Senate Minority Leader Tim Lanane, of Anderson, said he was troubled that Pence's budget proposal doesn't include the estimated $5 million it would cost to hire the 77 case workers that agency said it would take to meet the workload standard.

"I would challenge anybody to state a higher priority than the protection of children," Lanane said.

Agency leaders have said that only one of its 19 regions is meeting the 2007 law requiring DCS family case managers to average no more than 12 initial assessments or 17 ongoing cases per worker.

Brian Bailey, Pence's budget director, told the State Budget Committee last week that some responsibilities have been shifted from case workers in recent years and that a study of the current workloads is being done before any request will be made for additional hiring.

DCS spokesman James Wide said Monday that the agency expected to have the study finished by the end of the legislative session in April so that time would be available to pursue any changes to the law.

Senate Appropriations Committee Chairman Luke Kenley, R-Noblesville, said he was satisfied with the agency's plan to review case managers' current workloads. He said the high turnover among case workers also needs to be studied.
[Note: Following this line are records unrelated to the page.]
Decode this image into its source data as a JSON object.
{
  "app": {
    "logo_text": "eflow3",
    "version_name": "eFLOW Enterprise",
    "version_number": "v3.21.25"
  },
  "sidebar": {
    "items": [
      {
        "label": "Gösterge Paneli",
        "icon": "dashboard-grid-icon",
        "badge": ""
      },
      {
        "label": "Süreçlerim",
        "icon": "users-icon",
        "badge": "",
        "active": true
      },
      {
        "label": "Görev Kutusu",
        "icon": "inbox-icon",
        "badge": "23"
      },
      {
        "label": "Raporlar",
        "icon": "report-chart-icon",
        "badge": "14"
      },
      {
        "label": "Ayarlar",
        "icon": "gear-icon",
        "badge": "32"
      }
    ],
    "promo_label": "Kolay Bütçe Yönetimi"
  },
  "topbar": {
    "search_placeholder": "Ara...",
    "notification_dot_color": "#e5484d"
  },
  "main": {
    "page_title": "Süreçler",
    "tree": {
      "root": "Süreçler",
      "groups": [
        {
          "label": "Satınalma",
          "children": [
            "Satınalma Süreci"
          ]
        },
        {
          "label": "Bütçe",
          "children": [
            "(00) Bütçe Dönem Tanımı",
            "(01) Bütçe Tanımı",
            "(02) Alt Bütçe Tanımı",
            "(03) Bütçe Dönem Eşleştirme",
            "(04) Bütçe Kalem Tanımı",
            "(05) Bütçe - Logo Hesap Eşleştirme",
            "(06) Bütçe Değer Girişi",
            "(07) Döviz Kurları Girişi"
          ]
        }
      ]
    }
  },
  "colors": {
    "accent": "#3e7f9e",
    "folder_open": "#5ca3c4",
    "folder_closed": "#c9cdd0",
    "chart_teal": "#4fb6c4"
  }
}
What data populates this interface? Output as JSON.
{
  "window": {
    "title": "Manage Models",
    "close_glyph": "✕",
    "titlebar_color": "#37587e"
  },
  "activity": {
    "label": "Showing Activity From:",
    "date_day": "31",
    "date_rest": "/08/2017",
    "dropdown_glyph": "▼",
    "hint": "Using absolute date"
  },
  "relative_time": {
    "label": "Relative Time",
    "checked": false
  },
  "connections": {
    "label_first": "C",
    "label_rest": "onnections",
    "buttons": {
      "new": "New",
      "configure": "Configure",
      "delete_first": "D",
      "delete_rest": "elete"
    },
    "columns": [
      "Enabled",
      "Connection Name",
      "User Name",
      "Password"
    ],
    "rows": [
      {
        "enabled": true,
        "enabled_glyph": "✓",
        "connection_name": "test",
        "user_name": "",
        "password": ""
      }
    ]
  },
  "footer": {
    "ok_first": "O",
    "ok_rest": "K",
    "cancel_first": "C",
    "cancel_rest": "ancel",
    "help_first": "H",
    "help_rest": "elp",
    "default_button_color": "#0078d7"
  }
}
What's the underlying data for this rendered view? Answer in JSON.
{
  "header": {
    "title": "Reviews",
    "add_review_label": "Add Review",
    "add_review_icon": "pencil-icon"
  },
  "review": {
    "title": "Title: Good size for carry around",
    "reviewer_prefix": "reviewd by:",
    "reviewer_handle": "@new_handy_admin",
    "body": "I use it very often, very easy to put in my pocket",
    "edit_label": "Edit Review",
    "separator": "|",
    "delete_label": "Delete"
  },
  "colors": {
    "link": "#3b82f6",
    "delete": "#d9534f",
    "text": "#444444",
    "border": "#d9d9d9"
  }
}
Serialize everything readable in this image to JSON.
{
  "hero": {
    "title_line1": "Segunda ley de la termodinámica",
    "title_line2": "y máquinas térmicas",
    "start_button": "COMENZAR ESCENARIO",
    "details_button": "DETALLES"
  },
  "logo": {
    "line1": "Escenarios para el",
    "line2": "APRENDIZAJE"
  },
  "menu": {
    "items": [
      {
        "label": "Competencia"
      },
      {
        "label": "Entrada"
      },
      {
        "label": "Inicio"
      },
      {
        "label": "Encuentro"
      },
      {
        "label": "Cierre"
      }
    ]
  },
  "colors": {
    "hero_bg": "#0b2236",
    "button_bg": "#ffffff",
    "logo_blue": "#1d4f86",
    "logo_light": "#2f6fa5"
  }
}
"Is it the salary? Is it the pressure or structure of the job that creates that?" he said.

Kenley said the state has significantly increased the number of DCS case workers to about 800 in recent years and that the agency is headed in the right direction.

"I know we need to get better, and I think we're committed to do that," he said.

Lanane said he had no objection to DCS reviewing whether the workload standards should be changed, but that study doesn't absolve the Pence administration of its responsibilities.

"These are legally mandated standards that they are supposed to be adhering to," he said. "We expected certainly every person to comply with the law and that would include the state of Indiana."